Question

In Exercises \(19-24,(\) a) find each point of discontinuity. (b) Which of the discontinuities are removable? not removable? Give reasons for your answers. $$f(x)=\left\\{\begin{array}{ll}{3-x,} & {x<2} \\ {\frac{x}{2}+1,} & {x>2}\end{array}\right.$$

Short answer

The function \( f(x) \) is discontinuous at \( x = 2 \) and the discontinuity is not removable because the left-hand limit does not equal the right-hand limit.

Step-by-step solution

Identify the Domains

Firstly, the domain of the function need to be identified. For the given function it is all real numbers, as there are no restrictions placed on \( x \).

Find the limit at x=2

Next, the limit of the function as \( x \) approaches 2 should be determined. Since the function is defined differently for values less than 2 and values greater than 2, both the left-hand limit and the right-hand limit need to be calculated. The left-hand limit is the limit of the function as \( x \) approaches 2 from the left, which can be calculated as \( \lim_{{x \to 2^-}} (3 - x) = 1 \). The right-hand limit is the limit of the function as \( x \) approaches 2 from the right, which can be calculated as \( \lim_{{x \to 2^+}} (\frac{x}{2} + 1) =2 \). The function is discontinuous at \( x = 2 \), because the left-hand limit does not equal the right-hand limit.

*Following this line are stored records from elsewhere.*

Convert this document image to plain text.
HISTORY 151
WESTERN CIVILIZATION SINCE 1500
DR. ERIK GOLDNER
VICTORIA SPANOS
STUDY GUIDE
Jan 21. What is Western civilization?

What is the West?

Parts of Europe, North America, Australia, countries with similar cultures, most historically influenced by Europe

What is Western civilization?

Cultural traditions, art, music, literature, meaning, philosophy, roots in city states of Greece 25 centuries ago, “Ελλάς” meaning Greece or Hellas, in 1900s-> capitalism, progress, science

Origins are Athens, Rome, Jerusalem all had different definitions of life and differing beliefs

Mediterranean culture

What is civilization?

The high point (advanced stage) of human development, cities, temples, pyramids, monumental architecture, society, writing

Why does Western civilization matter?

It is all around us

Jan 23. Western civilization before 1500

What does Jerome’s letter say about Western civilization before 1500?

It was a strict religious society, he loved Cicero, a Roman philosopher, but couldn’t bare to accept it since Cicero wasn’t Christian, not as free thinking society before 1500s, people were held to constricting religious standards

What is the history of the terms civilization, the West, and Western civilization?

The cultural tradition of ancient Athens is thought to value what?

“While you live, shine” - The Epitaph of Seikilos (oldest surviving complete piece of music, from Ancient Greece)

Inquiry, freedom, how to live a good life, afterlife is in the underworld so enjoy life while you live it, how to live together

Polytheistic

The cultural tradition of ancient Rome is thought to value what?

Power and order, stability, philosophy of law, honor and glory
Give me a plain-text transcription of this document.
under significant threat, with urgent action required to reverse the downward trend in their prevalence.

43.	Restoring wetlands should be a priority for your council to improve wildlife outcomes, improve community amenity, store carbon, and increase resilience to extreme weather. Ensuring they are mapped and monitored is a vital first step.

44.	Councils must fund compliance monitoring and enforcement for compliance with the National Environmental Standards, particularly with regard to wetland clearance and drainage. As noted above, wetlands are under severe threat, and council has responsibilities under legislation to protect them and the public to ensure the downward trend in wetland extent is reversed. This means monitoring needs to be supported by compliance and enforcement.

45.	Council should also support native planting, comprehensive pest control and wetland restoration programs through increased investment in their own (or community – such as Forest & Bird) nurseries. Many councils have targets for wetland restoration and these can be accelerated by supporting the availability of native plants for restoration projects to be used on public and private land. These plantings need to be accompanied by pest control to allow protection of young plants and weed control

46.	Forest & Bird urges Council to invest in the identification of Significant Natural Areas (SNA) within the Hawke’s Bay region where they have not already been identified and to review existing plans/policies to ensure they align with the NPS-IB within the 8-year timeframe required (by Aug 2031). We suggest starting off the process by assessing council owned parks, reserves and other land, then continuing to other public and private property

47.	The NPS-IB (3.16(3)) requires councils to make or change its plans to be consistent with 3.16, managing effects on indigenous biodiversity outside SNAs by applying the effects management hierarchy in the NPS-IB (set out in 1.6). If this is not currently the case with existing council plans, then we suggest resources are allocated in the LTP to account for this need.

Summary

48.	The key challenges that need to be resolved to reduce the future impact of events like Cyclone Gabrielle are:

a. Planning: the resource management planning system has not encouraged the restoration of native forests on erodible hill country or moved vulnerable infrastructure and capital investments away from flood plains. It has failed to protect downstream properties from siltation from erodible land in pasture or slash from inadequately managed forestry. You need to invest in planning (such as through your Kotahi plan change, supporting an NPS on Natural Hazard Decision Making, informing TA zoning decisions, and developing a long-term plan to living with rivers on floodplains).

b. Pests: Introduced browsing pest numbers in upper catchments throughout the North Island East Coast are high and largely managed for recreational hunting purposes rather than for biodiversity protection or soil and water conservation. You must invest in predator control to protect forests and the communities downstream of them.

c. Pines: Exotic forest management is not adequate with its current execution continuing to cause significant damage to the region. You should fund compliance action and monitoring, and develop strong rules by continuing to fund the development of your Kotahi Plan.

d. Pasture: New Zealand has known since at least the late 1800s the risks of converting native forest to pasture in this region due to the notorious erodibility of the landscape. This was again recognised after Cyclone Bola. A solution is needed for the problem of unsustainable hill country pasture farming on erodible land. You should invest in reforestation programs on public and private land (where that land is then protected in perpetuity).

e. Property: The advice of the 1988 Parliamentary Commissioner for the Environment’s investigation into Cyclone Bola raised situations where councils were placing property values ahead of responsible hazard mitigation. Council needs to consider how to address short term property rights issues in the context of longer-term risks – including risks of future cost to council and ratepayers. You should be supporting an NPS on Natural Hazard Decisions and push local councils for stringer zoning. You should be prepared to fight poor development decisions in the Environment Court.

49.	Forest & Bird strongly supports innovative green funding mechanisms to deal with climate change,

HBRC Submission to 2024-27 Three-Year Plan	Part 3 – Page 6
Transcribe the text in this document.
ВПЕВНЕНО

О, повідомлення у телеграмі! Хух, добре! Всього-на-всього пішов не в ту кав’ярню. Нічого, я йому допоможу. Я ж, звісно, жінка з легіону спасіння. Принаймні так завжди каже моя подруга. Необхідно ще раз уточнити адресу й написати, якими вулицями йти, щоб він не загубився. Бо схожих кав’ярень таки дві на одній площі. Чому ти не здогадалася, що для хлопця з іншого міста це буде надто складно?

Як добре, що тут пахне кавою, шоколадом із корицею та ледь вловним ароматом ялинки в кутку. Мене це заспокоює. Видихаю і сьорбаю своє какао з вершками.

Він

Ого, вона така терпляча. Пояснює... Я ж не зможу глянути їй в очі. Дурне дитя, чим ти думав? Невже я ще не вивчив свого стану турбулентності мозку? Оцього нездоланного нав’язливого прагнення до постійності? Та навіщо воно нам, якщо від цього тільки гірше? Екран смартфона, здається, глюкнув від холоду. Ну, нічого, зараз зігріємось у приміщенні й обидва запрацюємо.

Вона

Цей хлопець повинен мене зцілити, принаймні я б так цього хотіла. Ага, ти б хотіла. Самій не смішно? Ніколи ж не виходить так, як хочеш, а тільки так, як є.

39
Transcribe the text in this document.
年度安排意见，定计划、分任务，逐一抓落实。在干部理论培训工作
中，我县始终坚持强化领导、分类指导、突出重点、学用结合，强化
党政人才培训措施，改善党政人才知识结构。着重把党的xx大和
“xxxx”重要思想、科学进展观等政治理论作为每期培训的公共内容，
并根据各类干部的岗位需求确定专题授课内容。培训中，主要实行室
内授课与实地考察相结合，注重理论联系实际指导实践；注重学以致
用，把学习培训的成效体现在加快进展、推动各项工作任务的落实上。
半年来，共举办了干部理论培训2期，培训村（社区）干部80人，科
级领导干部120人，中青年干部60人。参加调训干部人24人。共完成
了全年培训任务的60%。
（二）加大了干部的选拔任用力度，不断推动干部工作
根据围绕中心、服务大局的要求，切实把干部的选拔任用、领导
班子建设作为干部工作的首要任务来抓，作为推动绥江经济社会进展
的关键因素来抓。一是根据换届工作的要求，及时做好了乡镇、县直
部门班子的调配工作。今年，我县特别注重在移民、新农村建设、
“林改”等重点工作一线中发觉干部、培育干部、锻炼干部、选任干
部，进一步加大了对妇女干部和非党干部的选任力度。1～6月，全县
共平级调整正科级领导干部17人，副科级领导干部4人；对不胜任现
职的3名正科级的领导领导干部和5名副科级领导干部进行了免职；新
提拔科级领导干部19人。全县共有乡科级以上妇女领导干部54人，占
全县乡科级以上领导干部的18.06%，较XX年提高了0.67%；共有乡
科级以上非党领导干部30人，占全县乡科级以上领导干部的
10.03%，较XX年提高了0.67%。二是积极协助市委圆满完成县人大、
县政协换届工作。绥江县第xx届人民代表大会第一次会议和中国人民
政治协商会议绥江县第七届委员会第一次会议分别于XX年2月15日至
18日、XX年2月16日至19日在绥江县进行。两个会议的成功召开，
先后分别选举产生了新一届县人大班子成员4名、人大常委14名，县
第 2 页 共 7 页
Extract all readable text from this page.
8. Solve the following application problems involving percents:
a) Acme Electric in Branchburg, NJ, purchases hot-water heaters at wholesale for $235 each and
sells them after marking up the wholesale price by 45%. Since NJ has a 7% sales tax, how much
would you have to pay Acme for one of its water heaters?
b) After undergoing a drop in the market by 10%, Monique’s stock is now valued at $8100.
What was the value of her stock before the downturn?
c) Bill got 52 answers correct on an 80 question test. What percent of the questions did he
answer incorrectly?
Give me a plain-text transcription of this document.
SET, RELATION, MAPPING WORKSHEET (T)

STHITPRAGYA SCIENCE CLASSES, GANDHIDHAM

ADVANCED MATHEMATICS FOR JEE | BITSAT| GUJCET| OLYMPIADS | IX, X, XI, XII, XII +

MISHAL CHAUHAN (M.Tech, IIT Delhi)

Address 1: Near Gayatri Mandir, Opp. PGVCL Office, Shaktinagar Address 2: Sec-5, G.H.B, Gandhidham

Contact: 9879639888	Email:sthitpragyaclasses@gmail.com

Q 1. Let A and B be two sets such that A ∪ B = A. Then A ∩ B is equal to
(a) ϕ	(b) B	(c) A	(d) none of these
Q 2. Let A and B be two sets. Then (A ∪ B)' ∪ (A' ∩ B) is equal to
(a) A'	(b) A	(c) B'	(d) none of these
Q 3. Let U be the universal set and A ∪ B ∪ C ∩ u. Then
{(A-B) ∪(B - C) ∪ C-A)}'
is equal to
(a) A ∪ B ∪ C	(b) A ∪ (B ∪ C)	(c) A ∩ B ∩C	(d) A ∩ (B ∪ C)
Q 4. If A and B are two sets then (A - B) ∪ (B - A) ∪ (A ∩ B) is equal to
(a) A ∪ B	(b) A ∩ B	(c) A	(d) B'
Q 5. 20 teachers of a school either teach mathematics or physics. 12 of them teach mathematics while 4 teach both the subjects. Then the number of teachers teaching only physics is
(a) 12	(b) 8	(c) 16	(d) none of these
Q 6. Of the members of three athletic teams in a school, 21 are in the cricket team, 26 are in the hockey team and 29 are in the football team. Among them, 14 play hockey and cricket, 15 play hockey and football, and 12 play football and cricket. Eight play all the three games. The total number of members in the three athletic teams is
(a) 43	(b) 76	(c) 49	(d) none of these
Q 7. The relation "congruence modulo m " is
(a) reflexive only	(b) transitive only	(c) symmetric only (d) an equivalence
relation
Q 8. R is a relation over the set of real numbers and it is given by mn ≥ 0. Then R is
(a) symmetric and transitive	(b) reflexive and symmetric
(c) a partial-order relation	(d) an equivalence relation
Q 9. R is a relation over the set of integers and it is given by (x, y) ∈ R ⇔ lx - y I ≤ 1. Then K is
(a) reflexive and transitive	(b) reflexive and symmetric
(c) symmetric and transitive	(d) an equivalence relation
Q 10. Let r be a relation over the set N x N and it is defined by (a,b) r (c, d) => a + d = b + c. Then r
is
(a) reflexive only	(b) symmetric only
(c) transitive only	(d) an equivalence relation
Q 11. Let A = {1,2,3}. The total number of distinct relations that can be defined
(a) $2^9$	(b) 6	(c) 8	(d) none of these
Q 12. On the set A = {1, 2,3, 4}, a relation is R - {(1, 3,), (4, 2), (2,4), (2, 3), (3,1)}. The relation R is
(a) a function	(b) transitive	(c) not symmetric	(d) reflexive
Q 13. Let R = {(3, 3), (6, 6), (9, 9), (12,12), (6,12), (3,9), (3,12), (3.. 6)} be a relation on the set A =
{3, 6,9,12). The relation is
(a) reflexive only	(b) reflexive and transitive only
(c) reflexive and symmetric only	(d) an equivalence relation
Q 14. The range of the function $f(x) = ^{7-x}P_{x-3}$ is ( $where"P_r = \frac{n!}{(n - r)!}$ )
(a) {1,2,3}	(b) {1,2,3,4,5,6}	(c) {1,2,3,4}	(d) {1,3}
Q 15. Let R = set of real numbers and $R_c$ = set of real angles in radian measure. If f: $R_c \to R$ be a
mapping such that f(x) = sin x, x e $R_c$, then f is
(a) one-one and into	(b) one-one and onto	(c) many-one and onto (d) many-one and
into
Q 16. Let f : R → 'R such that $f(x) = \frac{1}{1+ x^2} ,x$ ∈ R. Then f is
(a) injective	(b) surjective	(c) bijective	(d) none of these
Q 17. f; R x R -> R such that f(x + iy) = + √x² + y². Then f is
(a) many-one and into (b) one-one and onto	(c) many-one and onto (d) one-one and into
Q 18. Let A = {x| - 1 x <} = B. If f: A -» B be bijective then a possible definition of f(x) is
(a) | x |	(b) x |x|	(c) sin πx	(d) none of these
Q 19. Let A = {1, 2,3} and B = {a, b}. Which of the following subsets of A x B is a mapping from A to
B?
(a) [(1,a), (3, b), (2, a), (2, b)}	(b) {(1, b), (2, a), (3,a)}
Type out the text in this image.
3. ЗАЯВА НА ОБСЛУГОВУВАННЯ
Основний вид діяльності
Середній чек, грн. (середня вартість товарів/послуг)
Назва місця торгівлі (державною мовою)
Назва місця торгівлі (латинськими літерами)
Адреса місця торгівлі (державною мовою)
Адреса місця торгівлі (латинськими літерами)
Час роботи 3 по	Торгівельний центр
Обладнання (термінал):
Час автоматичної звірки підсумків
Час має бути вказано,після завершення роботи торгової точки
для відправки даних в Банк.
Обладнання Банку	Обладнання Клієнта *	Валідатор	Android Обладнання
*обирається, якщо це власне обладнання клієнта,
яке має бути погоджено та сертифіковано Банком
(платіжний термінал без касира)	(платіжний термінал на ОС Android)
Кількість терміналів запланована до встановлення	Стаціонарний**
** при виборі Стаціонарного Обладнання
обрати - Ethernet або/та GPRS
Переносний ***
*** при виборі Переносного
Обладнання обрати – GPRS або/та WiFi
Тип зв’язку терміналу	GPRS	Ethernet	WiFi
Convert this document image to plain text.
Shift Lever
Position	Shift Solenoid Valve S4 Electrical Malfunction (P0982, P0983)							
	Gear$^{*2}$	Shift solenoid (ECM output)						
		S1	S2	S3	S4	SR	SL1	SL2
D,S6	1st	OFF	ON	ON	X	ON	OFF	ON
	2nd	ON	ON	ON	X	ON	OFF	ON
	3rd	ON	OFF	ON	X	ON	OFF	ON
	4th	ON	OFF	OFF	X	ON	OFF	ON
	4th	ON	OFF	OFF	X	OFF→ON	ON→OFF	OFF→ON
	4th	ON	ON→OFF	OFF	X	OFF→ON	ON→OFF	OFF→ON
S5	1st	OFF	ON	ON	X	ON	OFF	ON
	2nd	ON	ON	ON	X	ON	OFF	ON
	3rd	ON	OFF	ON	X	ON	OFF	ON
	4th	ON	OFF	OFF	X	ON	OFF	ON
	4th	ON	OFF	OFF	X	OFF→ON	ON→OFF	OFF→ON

Determine the nature of the discontinuity

Finally, determine whether the discontinuity at \( x = 2 \) is removable or not. A discontinuity is removable if the function value at that point can be redefined to make the function continuous. In this case, there is no value for \( f(2) \) that would make the function continuous at \( x = 2 \), because the left-hand limit does not equal the right-hand limit. Therefore, the discontinuity is not removable.